9 Tricks For a Successful DIY Tour

Booking and executing a successful tour as a fresh or mid-level band can seem like voodoo, but whether you return home in good spirits or at your bandmates’ throats is too important to be left up to fate, even if you’ve been playing locally for years.

MAMA caught live Madison, WI

A do-it-yourself tour is a complex multi-headed beast with multiple moving parts; my rock 'n' roll band MAMA just got back from a simple eight show DIY tour that was by all accounts a total success. One of the reasons is that long before we left, I made a list of things we would do differently than on our last tour and shared it with the band. These are simple things that I had neglected before, but never again.

Don’t get me wrong, this isn’t a blueprint to set up a tour. These tricks are for making sure every show counts and everyone comes back in once piece, so doing them all made a big difference. Take a deep breath, and try these nine simple tricks on your next DIY tour. Your tour’s success depends on it!

1. Book shows with familiar bands.

If you often perform locally, your band should be opening for other bands of similar or greater stature from out of town. Admire them and keep in touch with them. When it comes time to book your tour, consider who you know in towns you might want to play and contact them first. They would probably love to play with you or help set up a show.

Our buds Platinum Boys in Beloit, WI

If you do play together, it will likely be at a reputable — to musicians anyway — venue, and their fans likely will come out and make the show a greater success than if you had shown up without proper local support. Our most successful shows on tour were with some of our favorite bands from past shows, and we can’t thank them enough for the support they gave us on the road.

2. Bring extra cables, straps, accessories, backup pedals.

You might remember to bring every color of your favorite guitar, but did you remember to bring extra cables and power supplies? As a matter of fact, did you bring an extra of your most-used pedals? You’d be surprised at how delicate effect pedals can be, and if your signature sounds relies heavily on them you can be in for a nasty surprise when you discover an issue right before a gig.

3. Hang out at coffee shops for a home base.

You never know who you might meet on the road

Not every location on tour will be full of familiar faces. If you have nowhere to go, take advantage of local coffee shops. They are often open as early or as late as you might need, there are bathrooms and running water, and they will let you hang out and use their Wi-Fi for cheap or free.
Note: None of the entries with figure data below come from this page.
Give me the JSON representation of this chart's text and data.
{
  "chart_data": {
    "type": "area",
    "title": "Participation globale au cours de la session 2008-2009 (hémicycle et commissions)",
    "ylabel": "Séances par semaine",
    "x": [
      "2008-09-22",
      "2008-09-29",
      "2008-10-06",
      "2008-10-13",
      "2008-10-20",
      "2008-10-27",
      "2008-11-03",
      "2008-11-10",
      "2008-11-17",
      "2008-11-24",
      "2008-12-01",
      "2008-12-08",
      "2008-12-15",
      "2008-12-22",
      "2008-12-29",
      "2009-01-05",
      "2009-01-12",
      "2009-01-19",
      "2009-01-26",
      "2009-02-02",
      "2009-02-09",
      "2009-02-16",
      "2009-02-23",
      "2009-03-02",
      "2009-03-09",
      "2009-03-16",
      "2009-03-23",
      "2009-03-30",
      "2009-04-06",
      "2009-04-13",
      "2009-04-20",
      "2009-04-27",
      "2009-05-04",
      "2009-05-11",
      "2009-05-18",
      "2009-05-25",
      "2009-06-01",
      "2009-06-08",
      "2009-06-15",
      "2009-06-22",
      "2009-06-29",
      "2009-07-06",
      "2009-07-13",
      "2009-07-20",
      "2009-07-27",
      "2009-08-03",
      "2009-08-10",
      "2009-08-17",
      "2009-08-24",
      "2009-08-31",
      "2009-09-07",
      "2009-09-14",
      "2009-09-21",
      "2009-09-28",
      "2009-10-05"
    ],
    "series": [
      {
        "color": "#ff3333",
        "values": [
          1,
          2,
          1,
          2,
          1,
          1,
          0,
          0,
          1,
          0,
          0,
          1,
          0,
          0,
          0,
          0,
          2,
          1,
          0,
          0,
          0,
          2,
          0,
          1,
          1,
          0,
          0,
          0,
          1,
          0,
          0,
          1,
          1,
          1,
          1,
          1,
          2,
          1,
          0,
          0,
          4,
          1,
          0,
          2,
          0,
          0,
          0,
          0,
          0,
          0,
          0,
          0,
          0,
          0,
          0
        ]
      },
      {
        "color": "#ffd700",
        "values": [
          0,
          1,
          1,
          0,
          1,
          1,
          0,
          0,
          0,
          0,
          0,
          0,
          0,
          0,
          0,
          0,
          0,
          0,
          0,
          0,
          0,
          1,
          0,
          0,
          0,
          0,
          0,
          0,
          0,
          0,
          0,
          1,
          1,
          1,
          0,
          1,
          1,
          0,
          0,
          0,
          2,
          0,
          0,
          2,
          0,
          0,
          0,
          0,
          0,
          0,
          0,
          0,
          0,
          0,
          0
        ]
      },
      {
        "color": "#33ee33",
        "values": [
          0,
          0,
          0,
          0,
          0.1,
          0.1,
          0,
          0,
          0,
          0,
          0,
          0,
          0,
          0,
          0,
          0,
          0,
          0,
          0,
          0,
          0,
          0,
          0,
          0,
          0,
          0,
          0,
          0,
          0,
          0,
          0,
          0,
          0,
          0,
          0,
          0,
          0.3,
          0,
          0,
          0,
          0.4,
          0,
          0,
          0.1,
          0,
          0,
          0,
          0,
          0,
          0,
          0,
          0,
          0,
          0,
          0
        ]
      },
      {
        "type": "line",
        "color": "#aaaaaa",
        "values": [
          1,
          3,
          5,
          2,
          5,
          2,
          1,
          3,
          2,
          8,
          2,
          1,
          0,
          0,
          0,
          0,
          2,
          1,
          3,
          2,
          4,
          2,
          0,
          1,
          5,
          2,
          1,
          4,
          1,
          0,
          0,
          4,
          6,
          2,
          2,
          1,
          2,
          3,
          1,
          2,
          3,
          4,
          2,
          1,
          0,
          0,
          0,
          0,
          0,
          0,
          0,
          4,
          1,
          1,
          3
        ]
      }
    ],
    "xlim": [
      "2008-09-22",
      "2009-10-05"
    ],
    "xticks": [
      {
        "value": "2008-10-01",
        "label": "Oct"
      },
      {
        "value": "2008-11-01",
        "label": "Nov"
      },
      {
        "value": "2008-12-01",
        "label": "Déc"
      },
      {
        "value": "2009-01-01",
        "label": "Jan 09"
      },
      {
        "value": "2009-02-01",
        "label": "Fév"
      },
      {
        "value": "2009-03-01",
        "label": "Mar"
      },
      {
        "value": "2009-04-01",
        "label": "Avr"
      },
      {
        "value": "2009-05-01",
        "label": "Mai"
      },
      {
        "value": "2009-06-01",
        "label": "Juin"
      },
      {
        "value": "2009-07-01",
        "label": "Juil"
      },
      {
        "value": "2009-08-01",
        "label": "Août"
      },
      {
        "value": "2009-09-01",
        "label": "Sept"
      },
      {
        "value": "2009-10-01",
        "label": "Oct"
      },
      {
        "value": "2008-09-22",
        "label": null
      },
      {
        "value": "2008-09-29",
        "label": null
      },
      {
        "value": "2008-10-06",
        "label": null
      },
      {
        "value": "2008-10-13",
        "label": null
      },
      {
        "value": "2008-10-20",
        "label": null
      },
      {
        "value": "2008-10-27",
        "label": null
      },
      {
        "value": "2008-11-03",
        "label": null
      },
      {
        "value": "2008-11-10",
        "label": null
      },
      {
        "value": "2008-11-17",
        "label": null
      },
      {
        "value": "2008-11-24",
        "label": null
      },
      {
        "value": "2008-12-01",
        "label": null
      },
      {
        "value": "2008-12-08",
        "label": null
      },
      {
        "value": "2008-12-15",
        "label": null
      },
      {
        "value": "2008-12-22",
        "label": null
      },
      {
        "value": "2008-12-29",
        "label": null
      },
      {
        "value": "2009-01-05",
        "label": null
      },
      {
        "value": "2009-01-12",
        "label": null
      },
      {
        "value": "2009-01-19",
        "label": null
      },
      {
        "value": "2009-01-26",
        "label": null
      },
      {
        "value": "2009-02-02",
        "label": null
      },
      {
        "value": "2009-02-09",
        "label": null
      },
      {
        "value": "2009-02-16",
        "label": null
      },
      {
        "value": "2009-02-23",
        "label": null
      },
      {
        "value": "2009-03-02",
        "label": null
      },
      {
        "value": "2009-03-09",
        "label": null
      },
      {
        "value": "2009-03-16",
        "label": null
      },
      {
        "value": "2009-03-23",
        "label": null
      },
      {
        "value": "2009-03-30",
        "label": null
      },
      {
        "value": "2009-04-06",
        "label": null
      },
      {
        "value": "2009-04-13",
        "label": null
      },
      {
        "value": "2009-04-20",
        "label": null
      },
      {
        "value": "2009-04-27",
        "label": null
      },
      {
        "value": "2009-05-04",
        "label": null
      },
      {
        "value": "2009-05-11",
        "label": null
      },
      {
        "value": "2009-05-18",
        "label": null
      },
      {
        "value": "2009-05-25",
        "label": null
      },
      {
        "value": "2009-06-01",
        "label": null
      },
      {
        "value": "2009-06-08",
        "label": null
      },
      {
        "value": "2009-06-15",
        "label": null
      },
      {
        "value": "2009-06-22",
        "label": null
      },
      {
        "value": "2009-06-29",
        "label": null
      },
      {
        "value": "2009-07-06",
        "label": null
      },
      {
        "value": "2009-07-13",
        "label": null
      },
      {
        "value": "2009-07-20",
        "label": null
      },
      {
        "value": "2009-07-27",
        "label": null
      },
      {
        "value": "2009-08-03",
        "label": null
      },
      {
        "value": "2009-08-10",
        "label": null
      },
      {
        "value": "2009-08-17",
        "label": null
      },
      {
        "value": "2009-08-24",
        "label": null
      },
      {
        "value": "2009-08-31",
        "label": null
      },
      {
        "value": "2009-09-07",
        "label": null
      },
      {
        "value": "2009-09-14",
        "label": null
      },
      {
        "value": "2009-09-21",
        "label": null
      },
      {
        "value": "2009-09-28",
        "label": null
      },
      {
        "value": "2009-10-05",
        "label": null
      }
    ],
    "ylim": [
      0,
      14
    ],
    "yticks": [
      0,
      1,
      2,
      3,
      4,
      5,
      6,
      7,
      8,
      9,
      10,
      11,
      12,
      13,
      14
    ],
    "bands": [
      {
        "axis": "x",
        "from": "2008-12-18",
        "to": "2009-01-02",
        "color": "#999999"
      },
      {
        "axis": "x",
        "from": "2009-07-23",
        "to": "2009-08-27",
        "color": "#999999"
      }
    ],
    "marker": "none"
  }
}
If you can bring your laptop on the road, hang out at the coffee shop and catch up on emailing or social media activities. You might even make some interesting friends!

4. Get out in nature to break up the drive.

Even Milwaukee, WI has some killer nature

At some point along the way, there will be natural activities to take advantage of. State parks and landmarks are great for giving you and the band a break from the recycled van air, along with some much needed physical activity. Keeping your mind and body healthy will keep you playing your best and feeling alive, so a quick stop in the woods or nap by a lake can make all the difference.

5. Baby your vehicle.

This may seem like common sense, but rushing and poor time management can leave your band vehicle abused. Drive like Grandma, always. If it’s cold out, let your vehicle warm up every time. Before you leave town, check tire pressure and fluid levels. Keep your tank more than a ¼ full at all times. Get an oil change sooner than you think you need to. Spending ten extra minutes on routine inspection and maintenance will save time and money and you’ll never miss a gig.


6. Contact like-minded establishments before and after shows.

Contact any and every like-minded establishment around during downtime. This means bookstores, record shops, music stores, radio stations, and asking your online friends if they know anyone in town who would be worth inviting. It’s never too late to let someone know about your show.

Visiting local record stores is crucial. Pop into a record store and introduce yourself and your band and offer to sell them your recordings at wholesale price. It’s a great way to make some extra cash and get your music on the shelves of the town you’ve just rocked.

7. Play a killer show.

Playing your best won’t be enough on the road — you gotta to play like your life depends on it. You’re on tour because of the music, and people are at your show for the music. You can’t let any personal malaise or band dispute affect your performance. A poor performance will lead to groans and eye rolls from the crowd, just as an above-average performance is all it takes to get your merch table swarmed with new fans.

The fake beard guy was a big fan

8. Hang out before and after the shows.

Being in a band in 2015 on a DIY tour doesn’t mean retreating to the limo after the show. After you play and sell your fans some merch, make it a point to let your appreciation be known by hanging out. Treating your fans like humans, not just consumers, will make you easily remembered next time, and likely make you new friends and genuine supporters of your band.

9. Party wisely.

After making new fans and friends, it can be tempting to take things to the next level with some heavy celebrating. Be smart: choose your parties wisely. If you have a massive gig or you have to drive eight hours the next day, hold back on a few cold ones. If you feel sick, bow out to the van or some other private space for some rest and relaxation. Take care of yourself. Tour is long, and with successful show there will be many future opportunities to party.